First, the breakdown. Claude reads the task and splits it into smaller subtasks. You can do this yourself by spelling out what each subagent should handle, or you can let Claude plan it. The automatic mode earns its keep on open-ended work, where you don't know the best way to carve up the job until you've started (MarkTechPost, Dynamic Workflows activation and behaviour). It kicks in when you put "workflow" in a prompt, switch on the "ultracode" setting, or run the bundled /deep-research workflow.
Worth being clear on the mechanics, because the framing matters: this isn't a generic developer API you call from your own app. It's a Claude Code feature. Claude writes a JavaScript script that orchestrates the subagents, and that script runs inside Claude Code on the CLI, Desktop, or VS Code.

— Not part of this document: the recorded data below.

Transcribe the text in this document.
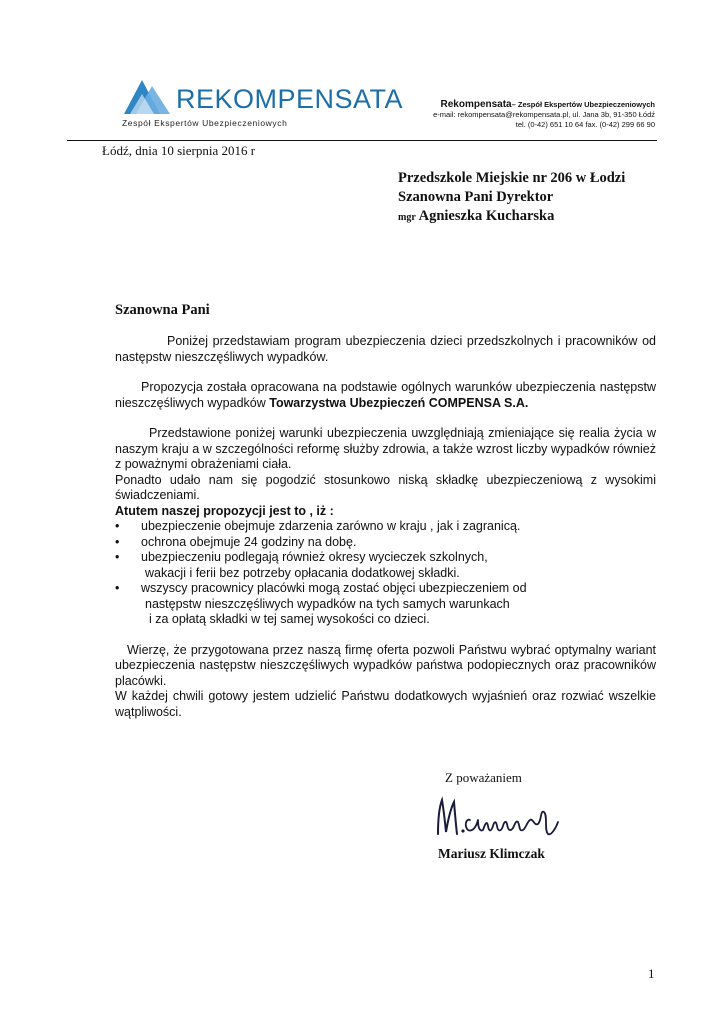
REKOMPENSATA
Zespół Ekspertów Ubezpieczeniowych
Rekompensata– Zespół Ekspertów Ubezpieczeniowych
e-mail: rekompensata@rekompensata.pl, ul. Jana 3b, 91-350 Łódź
tel. (0-42) 651 10 64 fax. (0-42) 299 66 90
Łódź, dnia 10 sierpnia 2016 r
Przedszkole Miejskie nr 206 w Łodzi
Szanowna Pani Dyrektor
mgr Agnieszka Kucharska
Szanowna Pani

Poniżej przedstawiam program ubezpieczenia dzieci przedszkolnych i pracowników od następstw nieszczęśliwych wypadków.

Propozycja została opracowana na podstawie ogólnych warunków ubezpieczenia następstw nieszczęśliwych wypadków Towarzystwa Ubezpieczeń COMPENSA S.A.

Przedstawione poniżej warunki ubezpieczenia uwzględniają zmieniające się realia życia w naszym kraju a w szczególności reformę służby zdrowia, a także wzrost liczby wypadków również z poważnymi obrażeniami ciała.

Ponadto udało nam się pogodzić stosunkowo niską składkę ubezpieczeniową z wysokimi świadczeniami.

Atutem naszej propozycji jest to , iż :

• ubezpieczenie obejmuje zdarzenia zarówno w kraju , jak i zagranicą.
• ochrona obejmuje 24 godziny na dobę.
• ubezpieczeniu podlegają również okresy wycieczek szkolnych,
wakacji i ferii bez potrzeby opłacania dodatkowej składki.
• wszyscy pracownicy placówki mogą zostać objęci ubezpieczeniem od
następstw nieszczęśliwych wypadków na tych samych warunkach
i za opłatą składki w tej samej wysokości co dzieci.

Wierzę, że przygotowana przez naszą firmę oferta pozwoli Państwu wybrać optymalny wariant ubezpieczenia następstw nieszczęśliwych wypadków państwa podopiecznych oraz pracowników placówki.

W każdej chwili gotowy jestem udzielić Państwu dodatkowych wyjaśnień oraz rozwiać wszelkie wątpliwości.

Z poważaniem
Mariusz Klimczak
1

The script itself can't touch the filesystem or shell; only the agents can.
Second, the work. Each subtask goes to a Claude instance with the right tools for the job, and the subagents run side by side rather than one after another. Anthropic caps this: up to 16 agents running concurrently, and up to 1,000 agents in total across a single run (MarkTechPost, concurrency limits). Reports also describe subagents being able to assign work to a model that suits the subtask, though the exact per-subagent model logic isn't documented. One detail floated in early write-ups, but not confirmed by Anthropic, is a shared store where subagents drop and pick up intermediate results; treat that as unconfirmed for now.
Third, the synthesis. The outputs from all the subagents get combined into the final result. Anthropic's account also describes a refutation-and-iteration step and a verification pass before anything is returned, so the system isn't just gluing fragments together; it's checking them. How the merge happens depends on the task and the output you need.

Use Cases and Performance
Dynamic Workflows shines on work that splits cleanly. Reviewing a large codebase divides by file or module, with a subagent on each piece. Research synthesis splits by source or topic. Data analysis splits by partition. Support triage splits by ticket type. If a task naturally breaks into chunks that don't depend on each other, this is where it fits.
On speed, the honest version is hedged. Anthropic hasn't published a tidy benchmark table for these scenarios. Early secondary coverage offered an illustrative estimate that a research-and-synthesis job might drop from roughly 40 minutes to somewhere around 8 to 12 minutes (MarkTechPost, research/synthesis estimate). Specific figures that circulated for other tasks (for example, a 45-minute security audit finishing in under 3 minutes, or a 2-hour synthesis finishing in 8) aren't backed by any Anthropic source, so don't bank on them. As a rule of thumb, more agents means more speed on parallel work, up to the point where coordinating them starts eating the gains.
Cost is the part to watch. Anthropic's own warning is blunt: a dynamic workflow can chew through far more tokens than a typical Claude Code session. You're paying for every subagent's work. There's a tempting line of reasoning that running 50 agents in parallel costs the same as 50 sequential requests, no discount and no penalty, but Anthropic hasn't confirmed that pricing, so it's better read as plausible than settled. The trade is speed for spend. If you need the answer fast and the budget can wear it, parallel is the move. If cost is the binding constraint, doing it sequentially is cheaper.
The New Compute Paradigm
There's a real shift in how AI work gets done here. For most of the short history of these tools, inference has been sequential: one prompt, one response. Even a long back-and-forth is still a chain, each turn waiting on the last. Dynamic Workflows runs many inference jobs at once and combines what comes back.
That changes a few things downstream. Providers have to support a lot of concurrent inference without latency falling apart. Pricing starts to think in terms of a whole "workflow" rather than a single request, with the bill driven by how many subagents you run, how long they take, and what the merge costs. And capability-wise, a team of agents can chew through problems that won't fit in one model's context window or that strain a single model's reasoning.